My not-remotely-hot take: I think Roe/Casey survive in name (aren't directly overturned), but Louisiana-type laws will be held constitutional.
02-25-2019 , 04:42 PM
Quote:
Originally Posted by spidercrab
My not-remotely-hot take: I think Roe/Casey survive in name (aren't directly overturned), but Louisiana-type laws will be held constitutional.

Predictive power: strong

Judge rules central Missouri clinic cannot resume abortions

Quote:
Planned Parenthood cannot resume abortions at a clinic in central Missouri after a federal judge ruled that state restrictions were not “undue” burdens on women seeking abortions.

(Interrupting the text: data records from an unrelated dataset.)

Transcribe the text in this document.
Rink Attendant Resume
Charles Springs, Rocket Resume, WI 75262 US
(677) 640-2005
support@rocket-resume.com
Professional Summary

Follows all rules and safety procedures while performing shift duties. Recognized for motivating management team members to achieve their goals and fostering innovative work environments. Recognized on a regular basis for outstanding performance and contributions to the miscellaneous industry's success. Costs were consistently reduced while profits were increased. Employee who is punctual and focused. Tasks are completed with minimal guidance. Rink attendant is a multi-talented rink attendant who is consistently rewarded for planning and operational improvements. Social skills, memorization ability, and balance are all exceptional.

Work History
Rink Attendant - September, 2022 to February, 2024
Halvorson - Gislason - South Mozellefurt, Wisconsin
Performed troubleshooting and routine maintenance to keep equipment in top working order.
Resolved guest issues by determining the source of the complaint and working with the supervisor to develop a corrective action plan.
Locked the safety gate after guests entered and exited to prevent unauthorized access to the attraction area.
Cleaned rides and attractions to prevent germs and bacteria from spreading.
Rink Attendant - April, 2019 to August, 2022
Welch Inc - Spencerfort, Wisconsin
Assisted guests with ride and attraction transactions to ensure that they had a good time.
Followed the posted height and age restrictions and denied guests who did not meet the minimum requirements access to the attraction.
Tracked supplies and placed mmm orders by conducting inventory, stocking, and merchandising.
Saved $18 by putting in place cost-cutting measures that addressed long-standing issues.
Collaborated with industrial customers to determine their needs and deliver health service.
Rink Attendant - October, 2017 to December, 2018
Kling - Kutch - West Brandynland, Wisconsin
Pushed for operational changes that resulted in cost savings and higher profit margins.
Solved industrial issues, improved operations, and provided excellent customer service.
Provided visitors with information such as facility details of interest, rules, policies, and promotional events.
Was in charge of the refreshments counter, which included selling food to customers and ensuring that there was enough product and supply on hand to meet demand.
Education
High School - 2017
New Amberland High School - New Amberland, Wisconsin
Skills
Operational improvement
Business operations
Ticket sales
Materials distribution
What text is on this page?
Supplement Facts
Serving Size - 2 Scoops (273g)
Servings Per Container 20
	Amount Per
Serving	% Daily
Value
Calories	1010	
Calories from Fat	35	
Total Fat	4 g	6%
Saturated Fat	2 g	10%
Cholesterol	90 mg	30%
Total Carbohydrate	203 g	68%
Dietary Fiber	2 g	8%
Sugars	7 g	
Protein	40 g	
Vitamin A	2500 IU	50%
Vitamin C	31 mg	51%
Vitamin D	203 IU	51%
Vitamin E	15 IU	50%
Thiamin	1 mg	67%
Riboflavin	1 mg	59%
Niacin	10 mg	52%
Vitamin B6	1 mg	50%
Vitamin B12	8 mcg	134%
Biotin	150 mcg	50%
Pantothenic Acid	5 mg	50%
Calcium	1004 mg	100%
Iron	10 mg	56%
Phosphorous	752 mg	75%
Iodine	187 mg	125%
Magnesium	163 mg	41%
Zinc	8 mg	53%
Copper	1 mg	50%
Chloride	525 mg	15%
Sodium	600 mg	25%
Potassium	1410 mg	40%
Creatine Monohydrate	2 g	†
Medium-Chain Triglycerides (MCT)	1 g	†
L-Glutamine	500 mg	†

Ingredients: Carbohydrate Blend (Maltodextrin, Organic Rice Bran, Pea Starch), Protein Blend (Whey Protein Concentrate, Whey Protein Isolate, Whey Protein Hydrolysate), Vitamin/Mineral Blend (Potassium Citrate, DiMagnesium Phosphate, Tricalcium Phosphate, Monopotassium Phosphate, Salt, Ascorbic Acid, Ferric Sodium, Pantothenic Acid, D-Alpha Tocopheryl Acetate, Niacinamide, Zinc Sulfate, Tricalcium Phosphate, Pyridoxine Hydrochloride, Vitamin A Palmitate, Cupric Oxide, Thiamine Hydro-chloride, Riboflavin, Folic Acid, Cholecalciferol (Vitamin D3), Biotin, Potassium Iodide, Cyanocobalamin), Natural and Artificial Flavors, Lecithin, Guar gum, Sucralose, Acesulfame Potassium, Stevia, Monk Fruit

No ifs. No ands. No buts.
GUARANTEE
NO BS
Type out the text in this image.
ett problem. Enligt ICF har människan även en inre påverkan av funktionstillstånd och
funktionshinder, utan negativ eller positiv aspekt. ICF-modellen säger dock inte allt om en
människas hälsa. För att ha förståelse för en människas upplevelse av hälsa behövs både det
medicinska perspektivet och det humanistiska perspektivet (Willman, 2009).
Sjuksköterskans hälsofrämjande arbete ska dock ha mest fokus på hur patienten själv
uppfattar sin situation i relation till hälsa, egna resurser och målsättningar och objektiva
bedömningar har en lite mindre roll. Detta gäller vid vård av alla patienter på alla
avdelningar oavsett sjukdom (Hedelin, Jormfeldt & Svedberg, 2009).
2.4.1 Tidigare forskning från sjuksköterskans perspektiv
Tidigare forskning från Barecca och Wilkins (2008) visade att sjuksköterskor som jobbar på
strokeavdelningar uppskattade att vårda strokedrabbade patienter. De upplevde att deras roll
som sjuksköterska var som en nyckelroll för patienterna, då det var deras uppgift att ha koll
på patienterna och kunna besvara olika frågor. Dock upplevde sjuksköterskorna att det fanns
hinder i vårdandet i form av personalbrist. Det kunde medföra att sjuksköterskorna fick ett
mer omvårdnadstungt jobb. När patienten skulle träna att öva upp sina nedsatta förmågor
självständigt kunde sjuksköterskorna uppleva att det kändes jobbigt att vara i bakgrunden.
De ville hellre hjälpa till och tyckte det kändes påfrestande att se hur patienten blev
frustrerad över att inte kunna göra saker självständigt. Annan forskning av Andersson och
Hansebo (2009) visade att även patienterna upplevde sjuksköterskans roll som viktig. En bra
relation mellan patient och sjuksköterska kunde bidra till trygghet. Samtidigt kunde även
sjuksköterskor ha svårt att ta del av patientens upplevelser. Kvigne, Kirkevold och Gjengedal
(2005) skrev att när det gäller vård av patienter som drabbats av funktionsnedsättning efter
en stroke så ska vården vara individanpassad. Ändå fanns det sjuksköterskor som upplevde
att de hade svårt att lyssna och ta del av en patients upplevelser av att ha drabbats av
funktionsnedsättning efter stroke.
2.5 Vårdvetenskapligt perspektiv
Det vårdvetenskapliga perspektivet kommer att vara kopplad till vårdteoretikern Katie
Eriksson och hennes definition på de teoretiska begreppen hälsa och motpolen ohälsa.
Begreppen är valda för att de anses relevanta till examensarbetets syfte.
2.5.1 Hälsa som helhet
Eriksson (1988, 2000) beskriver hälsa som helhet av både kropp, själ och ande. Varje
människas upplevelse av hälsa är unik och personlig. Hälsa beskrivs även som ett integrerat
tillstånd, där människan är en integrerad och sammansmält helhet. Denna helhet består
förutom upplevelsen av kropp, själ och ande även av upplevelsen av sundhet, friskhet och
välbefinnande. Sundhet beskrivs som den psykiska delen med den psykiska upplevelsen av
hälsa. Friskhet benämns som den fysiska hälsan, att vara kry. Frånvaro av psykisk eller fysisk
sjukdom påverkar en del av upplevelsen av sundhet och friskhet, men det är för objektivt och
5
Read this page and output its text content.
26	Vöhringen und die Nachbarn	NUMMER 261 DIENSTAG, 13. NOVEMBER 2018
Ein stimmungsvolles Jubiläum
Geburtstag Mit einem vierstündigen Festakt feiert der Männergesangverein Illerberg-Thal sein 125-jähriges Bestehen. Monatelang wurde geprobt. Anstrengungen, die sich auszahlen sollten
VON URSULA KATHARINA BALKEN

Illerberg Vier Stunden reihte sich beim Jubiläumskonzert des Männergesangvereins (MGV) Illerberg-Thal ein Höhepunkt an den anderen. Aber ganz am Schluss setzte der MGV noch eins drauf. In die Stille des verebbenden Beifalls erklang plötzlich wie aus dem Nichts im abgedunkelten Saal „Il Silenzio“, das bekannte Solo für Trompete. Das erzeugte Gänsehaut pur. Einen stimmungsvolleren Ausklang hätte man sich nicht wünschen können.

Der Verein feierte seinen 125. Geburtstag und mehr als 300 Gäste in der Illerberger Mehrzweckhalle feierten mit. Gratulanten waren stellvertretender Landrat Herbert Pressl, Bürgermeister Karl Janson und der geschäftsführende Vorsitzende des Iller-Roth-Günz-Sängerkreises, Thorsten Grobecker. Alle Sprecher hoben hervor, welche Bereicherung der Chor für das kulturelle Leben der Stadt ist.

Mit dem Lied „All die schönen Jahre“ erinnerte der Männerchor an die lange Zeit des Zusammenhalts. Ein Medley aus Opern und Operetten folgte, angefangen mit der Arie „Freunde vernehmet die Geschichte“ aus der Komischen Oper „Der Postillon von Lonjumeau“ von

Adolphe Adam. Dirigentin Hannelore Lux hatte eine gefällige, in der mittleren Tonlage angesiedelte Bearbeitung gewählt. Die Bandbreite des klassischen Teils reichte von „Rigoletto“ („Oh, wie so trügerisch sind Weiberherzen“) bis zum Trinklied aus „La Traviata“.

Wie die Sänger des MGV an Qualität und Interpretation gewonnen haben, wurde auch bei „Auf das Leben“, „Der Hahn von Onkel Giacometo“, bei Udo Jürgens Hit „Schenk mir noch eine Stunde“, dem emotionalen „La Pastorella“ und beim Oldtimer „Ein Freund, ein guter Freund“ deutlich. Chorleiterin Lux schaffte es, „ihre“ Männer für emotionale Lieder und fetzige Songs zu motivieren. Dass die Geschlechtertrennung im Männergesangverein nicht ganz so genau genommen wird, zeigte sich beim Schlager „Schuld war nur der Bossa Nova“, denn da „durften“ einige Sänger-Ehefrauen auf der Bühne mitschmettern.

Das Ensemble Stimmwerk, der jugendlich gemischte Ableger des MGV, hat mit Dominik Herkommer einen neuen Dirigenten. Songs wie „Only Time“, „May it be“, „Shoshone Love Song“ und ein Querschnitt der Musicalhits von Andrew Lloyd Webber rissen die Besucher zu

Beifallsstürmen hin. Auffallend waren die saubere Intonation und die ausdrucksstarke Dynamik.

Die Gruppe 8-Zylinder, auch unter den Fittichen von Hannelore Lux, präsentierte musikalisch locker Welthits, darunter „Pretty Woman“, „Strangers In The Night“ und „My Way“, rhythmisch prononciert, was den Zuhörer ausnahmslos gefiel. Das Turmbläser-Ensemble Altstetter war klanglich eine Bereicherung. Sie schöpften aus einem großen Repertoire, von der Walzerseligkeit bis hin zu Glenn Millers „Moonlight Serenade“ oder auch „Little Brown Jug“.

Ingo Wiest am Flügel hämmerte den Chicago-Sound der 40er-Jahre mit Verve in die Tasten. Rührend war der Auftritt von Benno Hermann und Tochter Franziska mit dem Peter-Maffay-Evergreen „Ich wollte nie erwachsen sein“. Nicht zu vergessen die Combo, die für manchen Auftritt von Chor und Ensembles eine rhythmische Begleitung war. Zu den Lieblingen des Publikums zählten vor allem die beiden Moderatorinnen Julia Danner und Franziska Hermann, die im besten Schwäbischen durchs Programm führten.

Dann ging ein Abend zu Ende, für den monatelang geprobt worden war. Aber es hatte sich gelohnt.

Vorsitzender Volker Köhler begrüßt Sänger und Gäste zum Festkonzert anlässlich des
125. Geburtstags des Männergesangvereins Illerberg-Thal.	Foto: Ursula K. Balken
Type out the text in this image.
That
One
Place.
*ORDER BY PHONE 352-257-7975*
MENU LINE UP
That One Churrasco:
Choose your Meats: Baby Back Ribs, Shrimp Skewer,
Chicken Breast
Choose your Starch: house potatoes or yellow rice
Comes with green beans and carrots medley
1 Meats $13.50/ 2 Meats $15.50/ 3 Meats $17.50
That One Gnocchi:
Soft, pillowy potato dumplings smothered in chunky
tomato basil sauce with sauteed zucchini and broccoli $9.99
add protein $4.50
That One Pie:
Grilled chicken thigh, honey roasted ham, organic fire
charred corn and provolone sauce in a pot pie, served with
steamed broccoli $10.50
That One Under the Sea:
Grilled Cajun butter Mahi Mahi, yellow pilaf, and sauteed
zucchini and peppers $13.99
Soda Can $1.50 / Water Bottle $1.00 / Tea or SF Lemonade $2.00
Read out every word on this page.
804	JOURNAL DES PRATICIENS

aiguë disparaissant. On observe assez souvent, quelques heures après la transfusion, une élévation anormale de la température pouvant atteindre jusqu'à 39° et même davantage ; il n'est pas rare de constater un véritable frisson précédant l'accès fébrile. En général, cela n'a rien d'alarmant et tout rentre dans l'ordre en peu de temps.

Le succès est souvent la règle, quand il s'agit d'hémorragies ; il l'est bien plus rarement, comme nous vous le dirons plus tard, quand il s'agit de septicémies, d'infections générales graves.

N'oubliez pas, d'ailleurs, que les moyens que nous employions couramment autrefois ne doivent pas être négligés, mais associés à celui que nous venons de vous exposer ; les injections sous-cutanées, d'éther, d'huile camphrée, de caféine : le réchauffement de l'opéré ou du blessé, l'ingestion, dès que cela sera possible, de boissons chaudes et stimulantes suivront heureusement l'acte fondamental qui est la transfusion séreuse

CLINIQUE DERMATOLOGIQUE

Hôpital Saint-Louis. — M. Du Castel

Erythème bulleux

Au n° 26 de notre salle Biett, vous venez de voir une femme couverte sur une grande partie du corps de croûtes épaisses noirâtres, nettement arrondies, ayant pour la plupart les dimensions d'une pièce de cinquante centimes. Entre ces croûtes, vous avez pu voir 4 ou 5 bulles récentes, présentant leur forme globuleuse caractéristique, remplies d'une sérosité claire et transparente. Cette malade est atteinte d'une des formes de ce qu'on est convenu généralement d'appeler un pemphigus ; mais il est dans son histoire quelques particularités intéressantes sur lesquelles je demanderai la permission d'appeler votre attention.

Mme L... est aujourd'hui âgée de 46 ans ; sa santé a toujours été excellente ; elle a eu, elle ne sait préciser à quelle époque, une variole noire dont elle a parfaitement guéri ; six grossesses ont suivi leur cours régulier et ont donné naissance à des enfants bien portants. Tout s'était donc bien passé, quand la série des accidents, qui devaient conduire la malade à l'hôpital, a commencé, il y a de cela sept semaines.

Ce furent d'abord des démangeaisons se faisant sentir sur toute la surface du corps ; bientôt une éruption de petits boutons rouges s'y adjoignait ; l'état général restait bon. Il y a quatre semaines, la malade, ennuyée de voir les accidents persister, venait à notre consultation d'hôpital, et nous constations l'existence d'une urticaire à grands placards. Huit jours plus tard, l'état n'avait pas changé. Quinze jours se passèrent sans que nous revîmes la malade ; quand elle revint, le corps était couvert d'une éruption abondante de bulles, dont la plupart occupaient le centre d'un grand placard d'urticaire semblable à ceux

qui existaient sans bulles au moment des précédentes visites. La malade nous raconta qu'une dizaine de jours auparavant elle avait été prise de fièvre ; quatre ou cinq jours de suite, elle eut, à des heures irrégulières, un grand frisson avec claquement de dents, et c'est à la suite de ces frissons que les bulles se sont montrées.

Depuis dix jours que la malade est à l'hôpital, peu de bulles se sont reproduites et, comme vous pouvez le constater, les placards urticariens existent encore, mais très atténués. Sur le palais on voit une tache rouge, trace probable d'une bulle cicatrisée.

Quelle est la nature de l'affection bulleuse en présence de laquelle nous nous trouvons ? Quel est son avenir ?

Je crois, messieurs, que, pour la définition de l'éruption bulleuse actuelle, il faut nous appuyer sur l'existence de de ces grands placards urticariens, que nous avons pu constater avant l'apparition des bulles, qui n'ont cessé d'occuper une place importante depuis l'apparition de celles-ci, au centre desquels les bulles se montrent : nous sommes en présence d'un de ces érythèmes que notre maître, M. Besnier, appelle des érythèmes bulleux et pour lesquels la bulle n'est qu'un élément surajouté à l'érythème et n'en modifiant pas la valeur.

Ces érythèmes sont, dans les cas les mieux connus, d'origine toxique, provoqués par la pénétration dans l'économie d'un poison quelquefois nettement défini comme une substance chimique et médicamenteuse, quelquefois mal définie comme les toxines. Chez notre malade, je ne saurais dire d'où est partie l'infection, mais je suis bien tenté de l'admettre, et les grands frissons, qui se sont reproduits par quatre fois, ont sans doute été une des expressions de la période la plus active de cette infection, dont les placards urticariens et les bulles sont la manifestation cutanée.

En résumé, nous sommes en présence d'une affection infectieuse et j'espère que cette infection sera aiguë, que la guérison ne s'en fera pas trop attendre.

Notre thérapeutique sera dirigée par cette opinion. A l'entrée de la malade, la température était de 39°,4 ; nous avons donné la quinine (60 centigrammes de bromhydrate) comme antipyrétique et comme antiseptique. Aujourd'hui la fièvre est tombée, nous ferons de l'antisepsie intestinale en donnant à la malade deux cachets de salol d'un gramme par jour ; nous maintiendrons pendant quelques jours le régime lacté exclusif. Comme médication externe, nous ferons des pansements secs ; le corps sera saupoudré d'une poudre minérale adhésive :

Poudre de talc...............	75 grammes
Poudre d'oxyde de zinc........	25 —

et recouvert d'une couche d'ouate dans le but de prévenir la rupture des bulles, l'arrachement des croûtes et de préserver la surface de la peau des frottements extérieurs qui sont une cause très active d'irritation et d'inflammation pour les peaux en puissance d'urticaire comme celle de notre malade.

Current Missouri law requires clinics that provide abortions to have physicians with admitting privileges at a nearby hospital. The Columbia clinic has been unable to secure a physician with those privileges after a panel of medical staff at University of Missouri Health Care decided to stop offering the privileges in 2015 during a Republican-led legislative investigation on abortion in the state.

The clinic filed a motion in December asking for an exemption from that requirement so the Columbia clinic could resume abortions. St. Louis has the only clinic able to offer abortions in the state.

U.S. Western District Court Judge Brian Wimes ruled Friday that the admitting privileges did not affect enough women to constitute an undue burden, The Columbia Missourian reported .

Cool, cool
02-25-2019 , 04:45 PM
Probably the best strat for the true believers. Effectively bans abortions while keeping the matter alive as a campaign issue.